Land Use /Cover Change: Issues for Integrated Assessment and the Social Sciences
Billie Lee Turner I
Land-use/cover change has been elevated to a major research position within the global environmental change and environment and development communities. It is fundamental to a large number of natural science issues, ranging from ecosystem fragmentation to biogeochemical cycling and potential climate warming. Regardless of the global issues, land-use/cover change is also fundamental to sustainability or sustainable development, with important implications for production and consumption. Finally, land-use/land cover change has become the center piece of international research explicitly attempting to link the social and natural sciences; neither cover or use can be understood adequately from either science perspective alone.The integrative qualities of land-use/cover change research have galvanized the "tweener" community those historically situated between the natural and social sciences. The social sciences at large, however, have been reluctant to embrace the integration, in part because (i) so much of the funding and donor community interests seem focused on those elements of the issue most relevant to the natural and remote sensing sciences and (ii) the social sciences at large have not embraced spatially explicit analysis of the kind, especially in integrative assessments and models. These two claims are explored, especially attempts to "socialize the pixel."
Global Land-Use Information: Integrating Traditional and Non-Traditional Sources
Elaine Matthews, NASACharacteristics of land-use systems, and their evolution over time, influence numerous aspects of exchanges of energy, water, nutrients, and greenhouse gases between the atmosphere and biosphere. However, understanding and modeling anthropogenic impacts on these spheres is hampered by the lack of current and historical information on global land-use systems and the mechanisms that drive them. Although profuse amounts of statistical land-use data are available from many sources, they have never been integrated globally to characterize the environments in which perturbations occur (spatial distribution) or to reconstruct the temporal sequences of disturbance in ways that are relevant to modeling impacts on climate or biogeochemical cycles.

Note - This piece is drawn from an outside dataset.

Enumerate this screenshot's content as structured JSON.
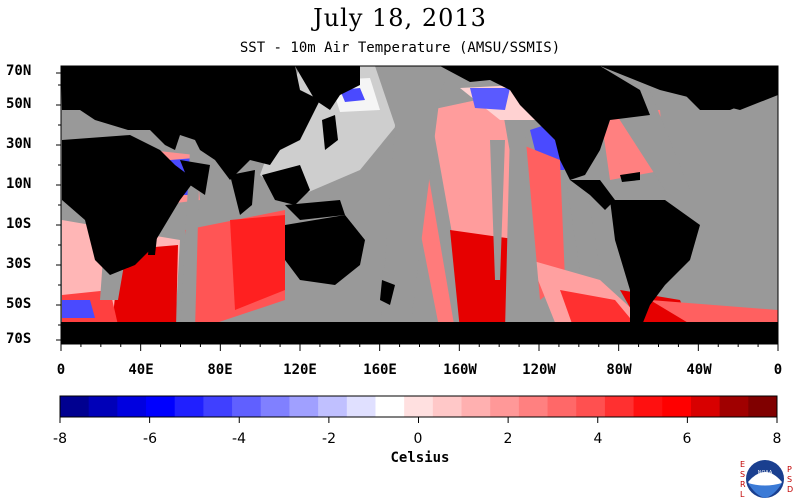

This talk presents a project that takes advantage of the complementary strengths of several data sources by integrating thematically rich information with areally and historically precise inventories of land-cover change. These sources include historical LANDSAT studies of land-cover status in the humid tropics; disturbance indices developed from traditional maps; historical agricultural, forestry and census statistics; and existing global data on environment (vegetation, soils, climate) and human impact (human and livestock populations, irrigated rice cultivation, and nitrogenous fertilizer consumption).